Haris,
As you are the "local LaTeX bundle god." Do you think functionality like what I am trying to do would be useful in the main bundle? I have been thinking about doing some bundle or snippets for language grammar extension specifically targeted to LaTeX, as this is my main concern these days (or better call it major distraction from actually *writing* my thesis).
What I am trying o accomplish is a much more detailed markup/ assignemnt of scopes for possible theme development. I believe it would be very useful to have that much more markup available, especially since I am using many packages, environments -- just getting some visual feedback would be nice. Or something where you are editing some lines somewhere and you are wondering which environment you are currently in, just press ctrl-shift-P and it prints "meta.environment.myverycoolenv" -- much better would be a very light color change in that environment. (I like to have my list environments colored… and possibly with different colors for itemize, enumerate etc.)
And these thoughts brought me to the point where I figured I could create that "detour" to include my custom language grammar before the LaTeX language grammar was read.
Examples for my changes are: - recognize \vref and \prettyref as meta.label.reference - markup the different \headings with support.function.section.XXX.latex with XXX being part, chapter, section etc. - markup the acronym package - markup the fixme package so the \fixme{} is easy to spot.
Many of these changes are not essential and mostly eye candy. But then: I like eye candy ;) Marking up commands that are not standard TeX or LaTeX does have other benefits - if you have a different color for recognized commands vs. words that start with \ - you kind of get spell checking built in for commands ;) i.e. "no special color? Not spelled correctly"
I am still not very comfortable with the whole language grammar setup, but I am learning… a bit awkward is also the naming convention - as I need a better understanding of the underlying logic in order to apply stuff to latex.

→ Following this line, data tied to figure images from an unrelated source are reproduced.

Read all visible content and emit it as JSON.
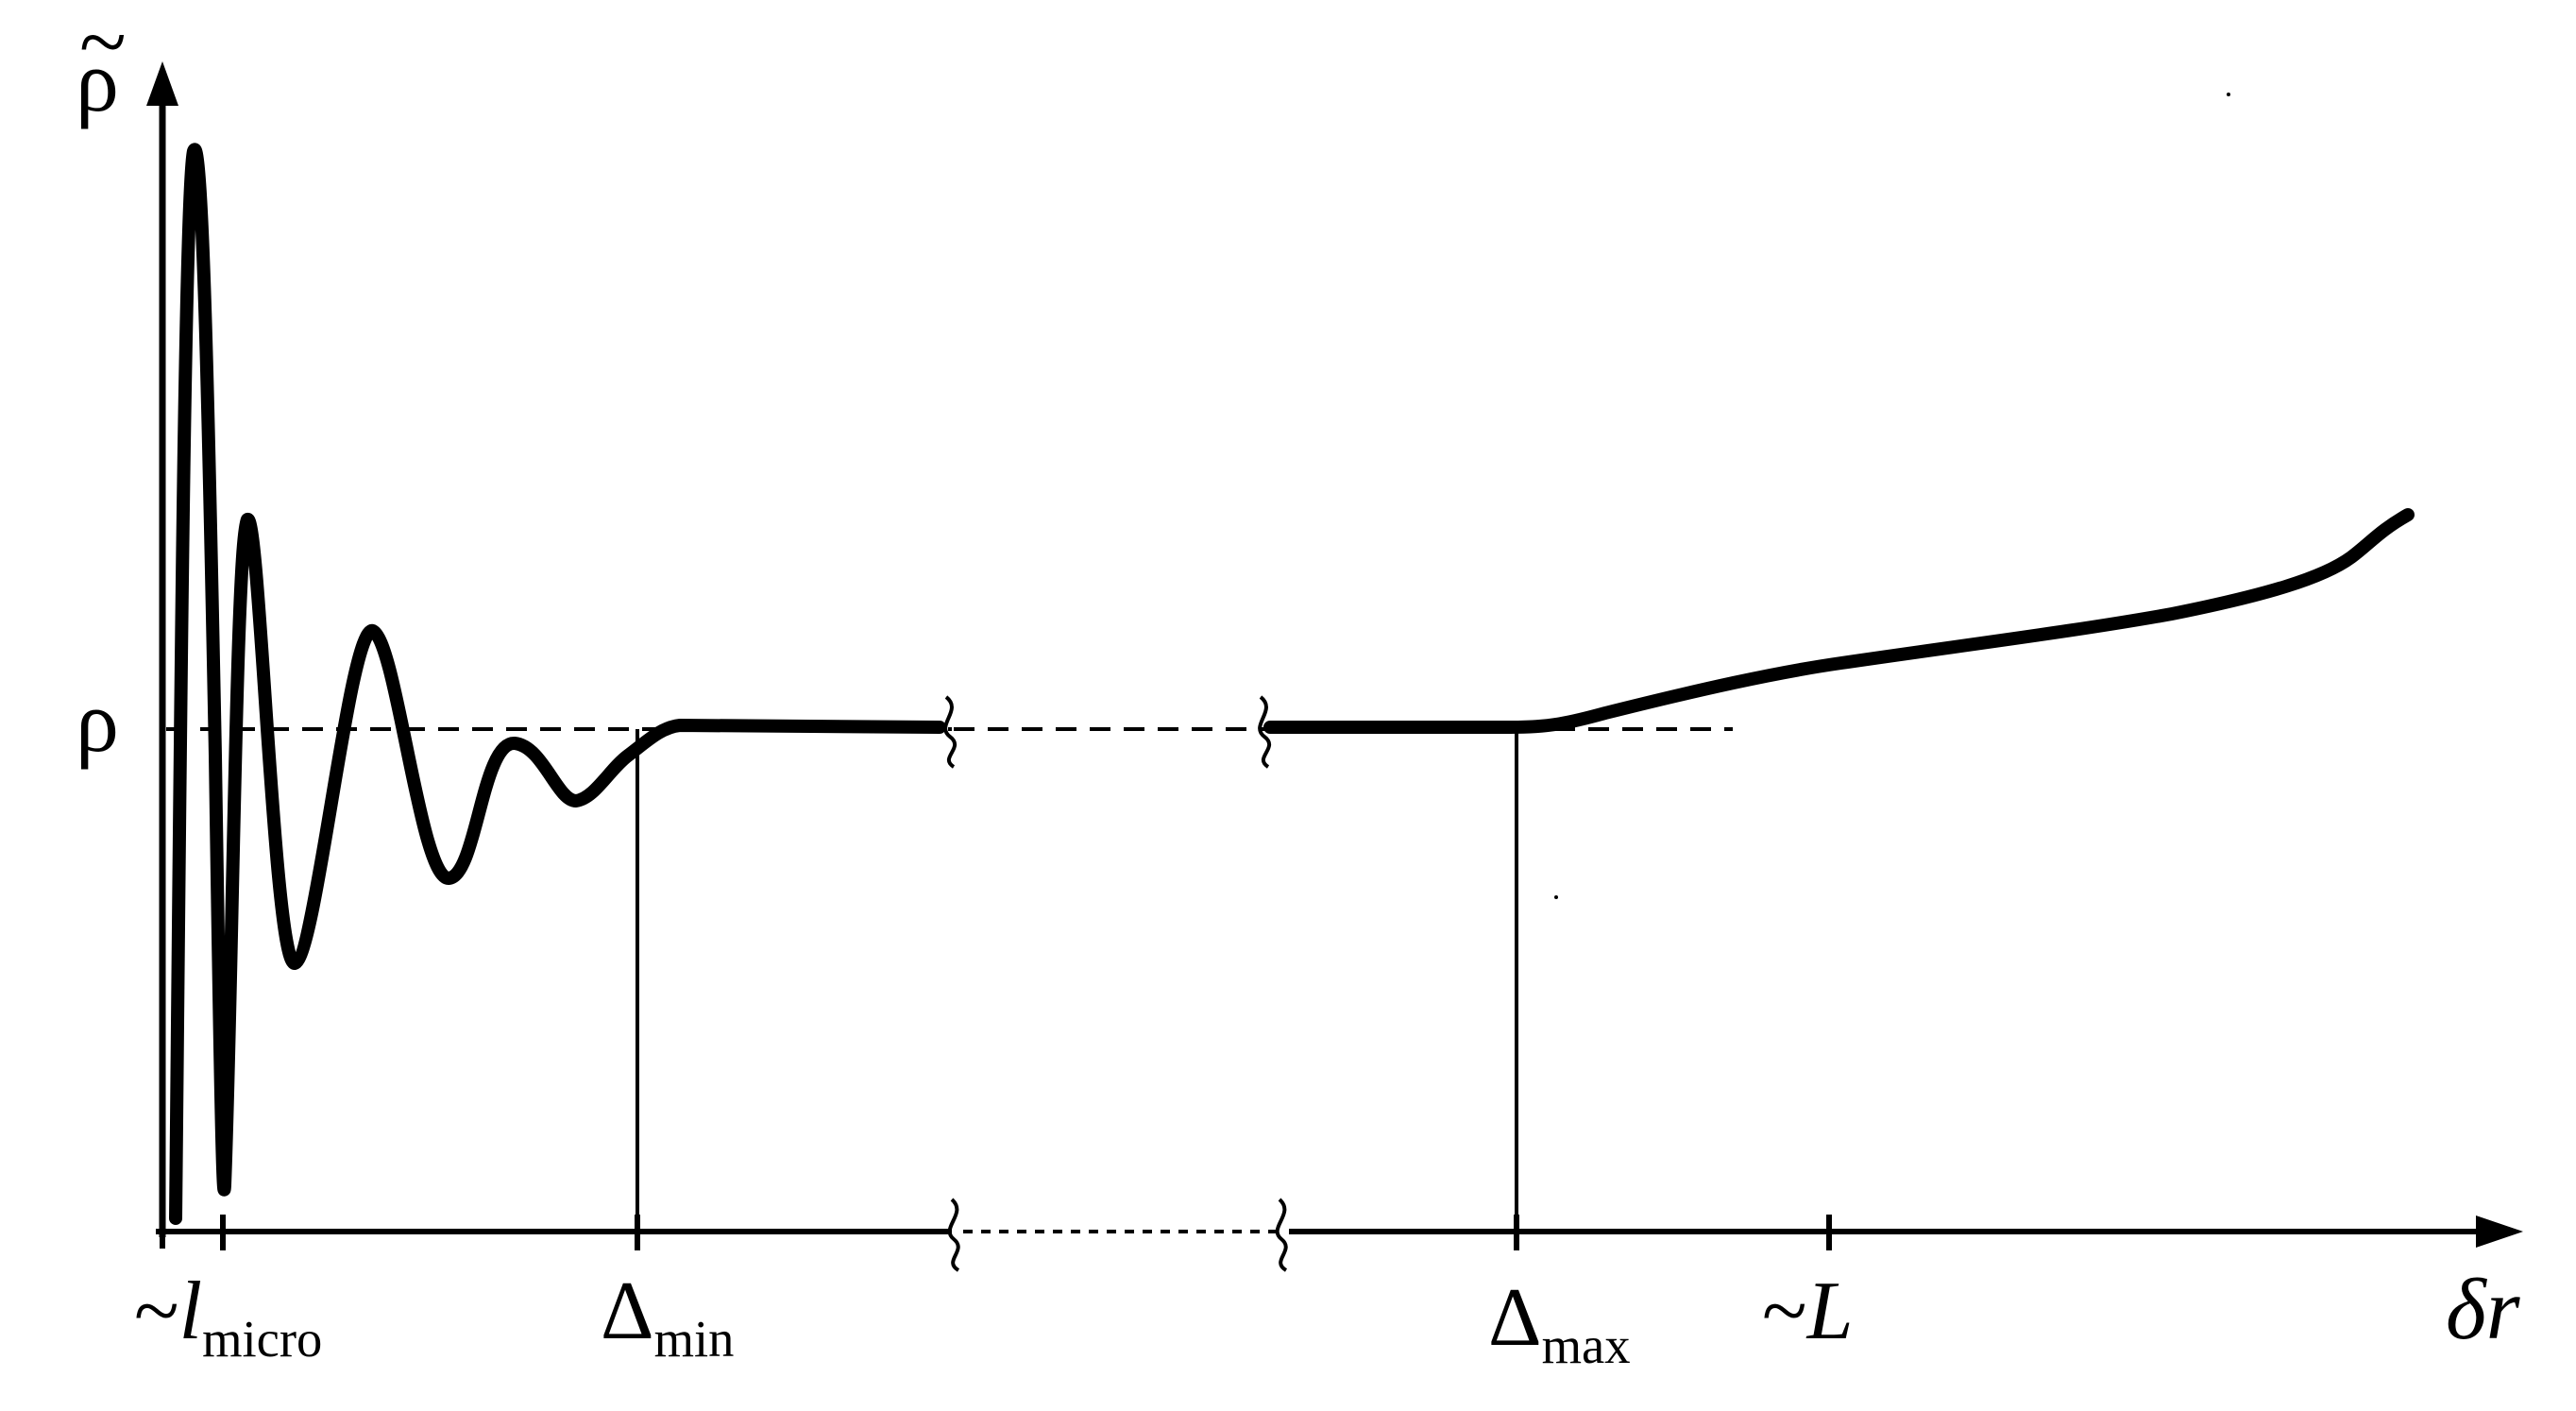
{
  "diagram": {
    "y_axis_label": "ρ",
    "y_axis_tilde": "~",
    "reference_level_label": "ρ",
    "x_axis_label": "δr",
    "x_ticks": [
      {
        "prefix": "~",
        "symbol": "l",
        "subscript": "micro"
      },
      {
        "symbol": "Δ",
        "subscript": "min"
      },
      {
        "symbol": "Δ",
        "subscript": "max"
      },
      {
        "prefix": "~",
        "symbol": "L"
      }
    ]
  }
}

But in the end - it is just markup and as long as there is some convention you can easily use the markup - but names are names and if i call something text.latex or humftibunm makes no difference to the machine -- just convenience for us users. ;)
A couple questions still bog my mind, though: - Am I correct assuming that I can use a certain pattern just once? When I copy a rule from Latex.plist to my custom.plist - only the one encountered first gets to markup the text. - Is there a way to markup a pattern with more than just one scopes? Like for \begin{mycustomlist} set something like meta.environment.list *and* meta.package.custom
Good night ;)
Dan
On 26/3/2006, at 3:15, Daniel Käsmayr wrote:
[...] A couple questions still bog my mind, though:
- Am I correct assuming that I can use a certain pattern just once?
When I copy a rule from Latex.plist to my custom.plist - only the one encountered first gets to markup the text.
Yes, just like a regular parser :)
- Is there a way to markup a pattern with more than just one
scopes? Like for \begin{mycustomlist} set something like meta.environment.list *and* meta.package.custom
Generally one would use a longer scope name and put the extra information deeeper in the scope name. But you can use captures to overcome the limitation. For example:
{ match = '\begin{mycustomlist}'; name = 'meta.environment.list'; captures = { 0 = { name = 'meta.package.custom' }; }; }
Here capture 0 refer to the entire match. If you wanted even more names assigned ot the match, you could just add (…) around the match and assign name to that capture (which would also be for the entire match).